Usually, in classic settings, there is multiple independent sequences $X$, each with a corresponding $y$.
However, if often happens that we don't have access to multiple sequences $X$, but to only one very long sequence as it is the case here. From that, experts usually split them into multiple sub-sequences.


❓ **Question** ❓ Write a function that is able to get a subsequence $X$ and a corresponding $y$ which corresponds to the air pollution **5 days** after the last observation. The length of the subsequence should be an argument of the function

In [4]:
import numpy as np

def subsample_sequence(df, length):
    pass  # YOUR CODE HERE
    return X, y

subsample_sequence(df, 10)

❓ **Question** ❓ Given a list of integers, write a function that split the initial dataset as many times as there are integers in the list. The length of each sequence is the value of the integer in that list.

In [5]:
def get_X_y(df, length_of_observations):
    X, y = [], []
    pass  # YOUR CODE HERE
    return X, y

length_of_observations = np.random.randint(10, 15, 100)
X, y = get_X_y(df, length_of_observations)

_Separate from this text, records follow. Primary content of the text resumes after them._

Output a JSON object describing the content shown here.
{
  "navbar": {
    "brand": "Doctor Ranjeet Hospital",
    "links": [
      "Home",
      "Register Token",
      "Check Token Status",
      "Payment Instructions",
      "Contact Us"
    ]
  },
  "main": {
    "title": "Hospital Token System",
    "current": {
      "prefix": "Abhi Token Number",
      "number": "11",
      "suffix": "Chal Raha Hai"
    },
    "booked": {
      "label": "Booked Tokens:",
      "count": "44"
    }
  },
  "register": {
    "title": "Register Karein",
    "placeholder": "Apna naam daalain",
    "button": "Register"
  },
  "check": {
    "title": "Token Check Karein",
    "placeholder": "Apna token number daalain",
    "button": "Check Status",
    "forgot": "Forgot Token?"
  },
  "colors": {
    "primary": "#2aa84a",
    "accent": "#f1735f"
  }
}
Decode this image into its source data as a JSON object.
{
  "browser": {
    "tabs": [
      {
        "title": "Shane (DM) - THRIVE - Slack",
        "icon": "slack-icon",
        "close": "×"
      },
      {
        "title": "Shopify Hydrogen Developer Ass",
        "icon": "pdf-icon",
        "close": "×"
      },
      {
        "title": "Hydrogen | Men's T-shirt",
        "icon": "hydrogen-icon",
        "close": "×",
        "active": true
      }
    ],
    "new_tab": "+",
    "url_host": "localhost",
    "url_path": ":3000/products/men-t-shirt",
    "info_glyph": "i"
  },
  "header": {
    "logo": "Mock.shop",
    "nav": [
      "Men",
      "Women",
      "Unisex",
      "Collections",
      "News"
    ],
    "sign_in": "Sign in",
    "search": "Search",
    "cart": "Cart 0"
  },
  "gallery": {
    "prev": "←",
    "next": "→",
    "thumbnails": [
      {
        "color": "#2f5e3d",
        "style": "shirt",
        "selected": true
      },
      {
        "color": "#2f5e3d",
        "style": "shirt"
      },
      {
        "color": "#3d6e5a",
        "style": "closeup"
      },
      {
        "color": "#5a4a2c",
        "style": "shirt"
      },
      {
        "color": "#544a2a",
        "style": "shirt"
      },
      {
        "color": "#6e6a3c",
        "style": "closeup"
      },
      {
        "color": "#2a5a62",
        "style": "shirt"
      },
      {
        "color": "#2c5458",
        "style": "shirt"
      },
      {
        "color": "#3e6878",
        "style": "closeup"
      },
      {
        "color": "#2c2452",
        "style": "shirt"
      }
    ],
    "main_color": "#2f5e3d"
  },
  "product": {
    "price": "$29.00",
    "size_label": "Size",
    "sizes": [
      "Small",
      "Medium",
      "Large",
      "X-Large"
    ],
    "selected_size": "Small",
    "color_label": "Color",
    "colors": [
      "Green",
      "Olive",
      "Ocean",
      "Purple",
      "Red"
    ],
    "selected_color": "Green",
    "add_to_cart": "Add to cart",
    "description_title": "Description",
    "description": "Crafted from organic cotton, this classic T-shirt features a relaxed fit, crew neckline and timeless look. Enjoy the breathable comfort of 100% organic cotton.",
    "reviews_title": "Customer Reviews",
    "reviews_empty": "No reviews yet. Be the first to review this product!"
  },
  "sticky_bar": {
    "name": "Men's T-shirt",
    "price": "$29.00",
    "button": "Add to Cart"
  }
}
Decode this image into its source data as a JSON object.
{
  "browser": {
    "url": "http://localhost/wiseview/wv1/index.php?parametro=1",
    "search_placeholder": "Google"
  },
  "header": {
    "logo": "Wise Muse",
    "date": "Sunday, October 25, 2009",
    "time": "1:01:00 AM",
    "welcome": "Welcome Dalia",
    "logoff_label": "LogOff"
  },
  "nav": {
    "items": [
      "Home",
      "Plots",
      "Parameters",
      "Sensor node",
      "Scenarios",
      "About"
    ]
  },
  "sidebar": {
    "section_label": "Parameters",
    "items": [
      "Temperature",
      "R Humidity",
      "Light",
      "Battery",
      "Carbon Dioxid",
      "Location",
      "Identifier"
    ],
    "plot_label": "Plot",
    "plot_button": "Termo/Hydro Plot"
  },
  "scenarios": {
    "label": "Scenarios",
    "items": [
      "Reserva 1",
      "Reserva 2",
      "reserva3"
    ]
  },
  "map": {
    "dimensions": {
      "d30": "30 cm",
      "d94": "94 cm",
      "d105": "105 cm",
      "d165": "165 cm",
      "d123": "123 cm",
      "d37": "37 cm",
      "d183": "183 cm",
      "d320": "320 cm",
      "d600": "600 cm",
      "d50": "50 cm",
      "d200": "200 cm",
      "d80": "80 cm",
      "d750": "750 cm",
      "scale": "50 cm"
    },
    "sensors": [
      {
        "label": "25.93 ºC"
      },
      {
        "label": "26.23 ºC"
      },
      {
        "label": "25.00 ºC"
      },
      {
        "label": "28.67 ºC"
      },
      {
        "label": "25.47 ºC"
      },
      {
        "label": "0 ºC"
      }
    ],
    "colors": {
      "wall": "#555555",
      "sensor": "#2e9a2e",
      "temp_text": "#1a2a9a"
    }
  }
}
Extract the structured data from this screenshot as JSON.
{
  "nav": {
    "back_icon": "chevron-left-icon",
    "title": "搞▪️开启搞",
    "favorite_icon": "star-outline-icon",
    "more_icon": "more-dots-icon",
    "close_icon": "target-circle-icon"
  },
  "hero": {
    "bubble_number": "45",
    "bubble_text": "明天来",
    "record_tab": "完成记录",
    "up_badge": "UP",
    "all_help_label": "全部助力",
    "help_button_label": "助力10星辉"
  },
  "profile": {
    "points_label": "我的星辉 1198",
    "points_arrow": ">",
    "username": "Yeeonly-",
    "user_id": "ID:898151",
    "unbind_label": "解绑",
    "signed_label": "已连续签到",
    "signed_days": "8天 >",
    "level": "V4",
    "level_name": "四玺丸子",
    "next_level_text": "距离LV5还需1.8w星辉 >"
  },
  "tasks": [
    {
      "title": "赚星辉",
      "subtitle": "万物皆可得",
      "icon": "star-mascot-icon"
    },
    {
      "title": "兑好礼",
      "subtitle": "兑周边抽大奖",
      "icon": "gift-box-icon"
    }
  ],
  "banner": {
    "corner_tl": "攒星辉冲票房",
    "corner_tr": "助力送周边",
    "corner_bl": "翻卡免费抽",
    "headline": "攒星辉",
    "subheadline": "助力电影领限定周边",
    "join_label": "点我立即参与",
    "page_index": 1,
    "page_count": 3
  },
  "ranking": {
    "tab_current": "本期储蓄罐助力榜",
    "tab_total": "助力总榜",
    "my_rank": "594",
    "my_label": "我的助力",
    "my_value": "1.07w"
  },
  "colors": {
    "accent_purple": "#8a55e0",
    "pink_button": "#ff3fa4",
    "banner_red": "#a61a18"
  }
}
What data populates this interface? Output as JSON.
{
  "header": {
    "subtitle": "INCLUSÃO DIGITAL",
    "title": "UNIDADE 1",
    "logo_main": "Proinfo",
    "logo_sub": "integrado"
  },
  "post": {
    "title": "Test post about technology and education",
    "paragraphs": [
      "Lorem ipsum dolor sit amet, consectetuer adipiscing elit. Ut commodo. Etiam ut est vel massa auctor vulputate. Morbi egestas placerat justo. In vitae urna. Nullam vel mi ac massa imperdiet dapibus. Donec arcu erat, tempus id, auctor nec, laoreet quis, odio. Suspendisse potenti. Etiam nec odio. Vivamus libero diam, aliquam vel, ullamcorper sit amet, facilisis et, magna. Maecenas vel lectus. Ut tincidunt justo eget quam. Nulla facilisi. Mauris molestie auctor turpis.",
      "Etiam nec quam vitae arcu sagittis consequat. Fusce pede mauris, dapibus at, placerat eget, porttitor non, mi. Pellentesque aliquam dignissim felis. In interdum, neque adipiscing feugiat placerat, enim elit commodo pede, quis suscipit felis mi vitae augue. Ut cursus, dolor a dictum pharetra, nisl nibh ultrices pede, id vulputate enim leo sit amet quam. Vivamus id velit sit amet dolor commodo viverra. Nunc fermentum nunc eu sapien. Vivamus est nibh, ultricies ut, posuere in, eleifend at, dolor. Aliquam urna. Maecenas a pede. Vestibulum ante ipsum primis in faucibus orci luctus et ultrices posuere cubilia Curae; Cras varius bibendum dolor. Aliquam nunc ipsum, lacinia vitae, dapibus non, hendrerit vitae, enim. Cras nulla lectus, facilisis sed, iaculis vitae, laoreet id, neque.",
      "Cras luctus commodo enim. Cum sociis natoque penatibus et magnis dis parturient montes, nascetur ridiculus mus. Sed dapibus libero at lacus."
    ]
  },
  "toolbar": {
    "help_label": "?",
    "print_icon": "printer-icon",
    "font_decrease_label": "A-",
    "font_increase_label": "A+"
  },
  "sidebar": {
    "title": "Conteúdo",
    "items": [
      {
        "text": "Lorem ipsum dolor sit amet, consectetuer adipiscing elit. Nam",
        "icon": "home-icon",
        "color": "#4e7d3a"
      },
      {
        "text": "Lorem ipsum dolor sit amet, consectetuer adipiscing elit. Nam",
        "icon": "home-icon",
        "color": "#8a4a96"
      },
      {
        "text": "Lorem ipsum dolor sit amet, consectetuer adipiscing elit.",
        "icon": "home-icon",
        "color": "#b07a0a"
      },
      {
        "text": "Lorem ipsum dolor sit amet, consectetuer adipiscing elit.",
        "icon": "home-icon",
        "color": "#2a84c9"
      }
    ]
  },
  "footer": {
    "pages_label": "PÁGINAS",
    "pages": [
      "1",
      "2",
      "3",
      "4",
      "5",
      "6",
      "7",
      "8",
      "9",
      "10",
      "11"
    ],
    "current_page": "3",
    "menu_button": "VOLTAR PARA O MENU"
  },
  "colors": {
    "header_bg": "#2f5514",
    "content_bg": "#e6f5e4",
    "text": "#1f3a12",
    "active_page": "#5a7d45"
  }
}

❓ **Question** ❓ If you split into a train and test set _after_ creating the shorter sequences, you risk having same values in the train and test set, which corresponds to data leakage. Therefore, split your train and test set and then, get your training and test sequences - and the corresponding output.

❗️ Beware of the gap required between train and test!

In [9]:
length_of_observations = np.random.randint(10, 15, 100)
X_train, y_train = get_X_y(df, length_of_observations)

length_of_observations = np.random.randint(10, 15, 100)
X_test, y_test = get_X_y(df, length_of_observations)

Each sequence has a certain number of observations. But across sequences, this number of observations is not the same. Because the Neural Network is trained with *batches* of data, you must ensure that, once the sequences are concatenated, they can be represented as a tensor. This operation is called the padding

❓ From the four sequences above, return a padded tensor (with the dedicated Keras function) and plot it.

In [10]:
from tensorflow.keras.preprocessing.sequence import pad_sequences
pass  # YOUR CODE HERE

X_train_pad.shape

## Model

As you added data to your input just for computational reasons, your model has to know which one is useful or not. 

❓ Initialize a model and add a masking layer so that your model does not take the padded values into account. You have to tell which value you used for the padding

In [11]:
from tensorflow.keras import Sequential, layers
from tensorflow.keras.layers import Normalization

In [20]:
# YOUR CODE HERE

❓ Compile your model

In [22]:
# YOUR CODE HERE

❓ Train your model on the data

In [23]:
# YOUR CODE HERE

In [25]:
import matplotlib.pyplot as plt
plt.plot(history.history['mean_absolute_percentage_error'])
plt.plot(history.history['val_mean_absolute_percentage_error'])
plt.legend(['train', 'test'])